Amor con mayúscula

Dulce Soler, PhD, was born in Tarragona, Spain. She grew up in Madrid in a Catholic family with 8 brothers. She drifted from the church while in graduate school in the US. She considers herself very fortunate to have been invited back and to continue to discover the treasure, wisdom and beauty of our faith.
Dulce is a biologist who works in pharmaceutical R&D developing medicines for various diseases.
Cada uno de nosotros ha experimentado la pandemia de este año 2020 de forma única. Yo la he vivido con cierta intensidad, ya que la situación en la ciudad donde crecí, Madrid, ha sido particularmente dramática. Fué un recordatorio del valor y la dignidad de la vida de cada persona, y particularmente, los ancianos y los más vulnerables, conocidos o no. También despertó en mí gran preocupación por las personas y países más desfavorecidos económicamente, para quien esta realidad podría llegar a ser incluso más devastadora.
¿Dónde estaba Dios en todo ésto? La angustia que me producía pensar en los que morían solos me hizo darme cuenta de mi falta de fé: Dios estaba y está con cada persona que sufre.
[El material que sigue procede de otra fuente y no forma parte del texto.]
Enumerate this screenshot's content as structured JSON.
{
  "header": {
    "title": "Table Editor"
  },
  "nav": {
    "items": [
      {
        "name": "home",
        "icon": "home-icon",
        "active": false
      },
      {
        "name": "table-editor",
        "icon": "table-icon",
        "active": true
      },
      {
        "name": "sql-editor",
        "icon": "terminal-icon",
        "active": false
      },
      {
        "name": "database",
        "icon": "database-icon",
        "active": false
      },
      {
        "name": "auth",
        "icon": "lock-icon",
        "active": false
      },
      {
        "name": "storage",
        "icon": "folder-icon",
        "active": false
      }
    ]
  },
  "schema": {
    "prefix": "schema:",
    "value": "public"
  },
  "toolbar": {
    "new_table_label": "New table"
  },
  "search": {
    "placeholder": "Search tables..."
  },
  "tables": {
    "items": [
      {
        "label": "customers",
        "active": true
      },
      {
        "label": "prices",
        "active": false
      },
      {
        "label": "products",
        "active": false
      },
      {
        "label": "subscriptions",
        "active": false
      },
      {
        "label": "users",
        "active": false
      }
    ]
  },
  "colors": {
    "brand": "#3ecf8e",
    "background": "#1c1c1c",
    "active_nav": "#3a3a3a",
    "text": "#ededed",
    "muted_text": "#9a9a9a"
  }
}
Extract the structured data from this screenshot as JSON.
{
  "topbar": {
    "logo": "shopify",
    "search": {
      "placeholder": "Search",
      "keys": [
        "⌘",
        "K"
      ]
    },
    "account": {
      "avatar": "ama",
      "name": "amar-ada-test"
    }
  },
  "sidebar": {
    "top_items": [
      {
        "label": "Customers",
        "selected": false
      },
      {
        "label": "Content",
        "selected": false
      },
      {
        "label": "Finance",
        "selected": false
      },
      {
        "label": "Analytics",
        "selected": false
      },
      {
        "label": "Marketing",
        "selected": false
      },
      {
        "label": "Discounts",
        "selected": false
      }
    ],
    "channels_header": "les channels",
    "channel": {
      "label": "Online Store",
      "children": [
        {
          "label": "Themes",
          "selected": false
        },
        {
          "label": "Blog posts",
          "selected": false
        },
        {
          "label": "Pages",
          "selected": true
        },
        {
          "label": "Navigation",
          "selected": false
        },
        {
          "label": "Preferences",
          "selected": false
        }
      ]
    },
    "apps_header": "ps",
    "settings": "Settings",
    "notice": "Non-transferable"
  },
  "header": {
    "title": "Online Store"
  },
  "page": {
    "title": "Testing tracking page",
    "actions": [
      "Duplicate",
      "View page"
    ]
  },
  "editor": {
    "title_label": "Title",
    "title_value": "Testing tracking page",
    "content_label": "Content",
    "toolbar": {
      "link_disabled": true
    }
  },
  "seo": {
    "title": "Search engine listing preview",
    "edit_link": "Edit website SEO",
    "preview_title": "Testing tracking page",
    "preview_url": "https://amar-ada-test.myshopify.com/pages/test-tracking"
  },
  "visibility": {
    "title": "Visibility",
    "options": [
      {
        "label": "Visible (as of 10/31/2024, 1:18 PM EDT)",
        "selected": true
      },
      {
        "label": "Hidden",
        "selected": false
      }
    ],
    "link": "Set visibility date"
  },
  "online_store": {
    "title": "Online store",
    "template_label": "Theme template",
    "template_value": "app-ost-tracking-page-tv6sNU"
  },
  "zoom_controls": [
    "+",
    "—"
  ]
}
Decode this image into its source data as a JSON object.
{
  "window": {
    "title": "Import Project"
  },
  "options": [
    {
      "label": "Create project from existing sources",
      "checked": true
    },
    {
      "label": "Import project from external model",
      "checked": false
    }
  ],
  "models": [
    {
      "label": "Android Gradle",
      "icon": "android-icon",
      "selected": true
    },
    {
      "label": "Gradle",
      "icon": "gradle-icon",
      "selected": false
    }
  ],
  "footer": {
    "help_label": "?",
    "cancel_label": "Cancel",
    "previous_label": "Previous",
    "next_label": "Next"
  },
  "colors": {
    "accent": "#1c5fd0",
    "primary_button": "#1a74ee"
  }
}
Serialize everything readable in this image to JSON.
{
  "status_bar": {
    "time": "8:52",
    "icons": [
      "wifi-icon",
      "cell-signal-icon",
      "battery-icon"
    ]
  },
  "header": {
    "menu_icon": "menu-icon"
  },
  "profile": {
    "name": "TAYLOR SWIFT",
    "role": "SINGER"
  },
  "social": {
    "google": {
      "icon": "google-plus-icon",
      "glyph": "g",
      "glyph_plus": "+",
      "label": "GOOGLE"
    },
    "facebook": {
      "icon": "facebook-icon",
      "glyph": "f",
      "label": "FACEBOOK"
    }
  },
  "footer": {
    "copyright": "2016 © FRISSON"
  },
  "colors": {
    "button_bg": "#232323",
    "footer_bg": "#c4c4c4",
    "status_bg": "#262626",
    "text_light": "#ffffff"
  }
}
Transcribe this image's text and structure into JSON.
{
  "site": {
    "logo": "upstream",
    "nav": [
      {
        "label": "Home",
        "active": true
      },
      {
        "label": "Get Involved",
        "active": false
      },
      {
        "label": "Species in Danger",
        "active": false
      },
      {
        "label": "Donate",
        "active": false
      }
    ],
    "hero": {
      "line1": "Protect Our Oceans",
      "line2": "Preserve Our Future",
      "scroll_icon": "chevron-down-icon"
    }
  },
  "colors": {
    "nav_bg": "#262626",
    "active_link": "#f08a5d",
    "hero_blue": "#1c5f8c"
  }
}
Dios está presente, de manera misteriosa, tanto de manera personal como global. Cristo nos prometió: “Y sabed que yo estoy con vosotros todos los días, hasta el fin del mundo (Mt 28:20)”. No nos prometió que no sufriríamos o que no pasaríamos por pruebas, pero sí que nos acompañaría. Su compañia nos recomforta y nos da esperanza. Sin embargo, ¿cuántos de nosotros lo sabemos y lo experimentamos de este modo?
Una vez, escuché una homilia del domingo de la festividad de la Santísima Trinidad, que se me quedó grabada por como explicaba el misterio Trinitario. La Trinidad es una comunidad de Amor (Amor con mayúscula). El Padre ama al Hijo, el Hijo ama al Padre y el Espíritu Santo es el amor entre ambos. Dios Padre envia al Hijo, que viene a revelarnos su Amor y a dejarnos el Espíritu Santo, el defensor, que nos lleva de vuelta al Padre. Esta imagen circular en la que el mundo entero es abrazado en ese flujo de amor entre las tres personas de la Trinidad, me conmovió. Este es el cuerpo de Cristo. Toda la humanidad como hijos de Dios, hermanos y hermanas unos de otros, invitados todos a participar en esta fuente Trinitaria de amor.
En ese abrazo global, cada uno de nosotros es amado de forma particular e invitado a una relación personal con Dios, en Cristo, a través del Espíritu Santo. Nos alimentamos de la sabiduría y los Sacramentos de la Iglesia, especialmente la Eucaristía, y crecemos en amor a través del encuentro con Cristo en el Evangelio.
“Tanto amó Dios al mundo que le entregó a su Hijo Unigénito, para que todo el que cree en él no perezca, sino que tenga vida eterna (Jn 3:16)”. Christina Dangond fué una niña que me dió testimonio de esta creencia. “Yo te alabo Padre, porque has ocultado estas cosas a los sabios y entendidos y las has revelado a los pequeños (Mt 11:25)”. Cristy vivió los últimos años de su breve vida de 11 años con abandono de sí misma, paz y alegría, a pesar de grandes dificultades, gracias a esa profunda creencia de niña en Dios.
Cristy vivía una relación personal con Jesús. Solía decir frecuentemente: “Jesús, en tí confio”, y en particular, antes de cada tratamiento de quimoterapia. La oración le calmaba el dolor y le quitaba el miedo.
Me llamó la atención cuando en un encuentro especial de oración, en lugar de pedir por un milagro para sí misma, Cristy oró por “el mundo y para que se termine la polución”. A la pregunta de por qué no había pedido por sí misma, Cristy respondió: “Porque Dios ya sabe que plan tiene para mi vida”. Cristy tenía una relación personal, de amor, y en particular, de gran confianza en su Dios Trinitario. Y en su preocupación global por el mundo, Cristy entendía que estamos todos unidos por un mismo amor de Dios.
Todo estamos invitados a participar libremente de esta fuente de amor. Esta participación ha sido clara durante la pandemia, con tantos ejemplos de sacrificio personal, generosidad, solidaridad, y servicio al prójimo y al bien común. He leído historias conmovedoras de madrileños —víctimas del virus, ancianos, familiares, sanitarios, sacerdotes, religiosas, voluntarios, taxistas, trabajadores esenciales, y ciudadanos de a pie—que ilustran el heroismo surgido de las circustancias dramáticas a las que se enfrentaban. Todas estas conmovedoras historias personales y colectivas que se entretejen en el tapiz de nuestra humanidad común demuestran que el Amor y el Espíritu de Dios han estado y continúan estando visiblimente presentes y actúando en medio del mundo.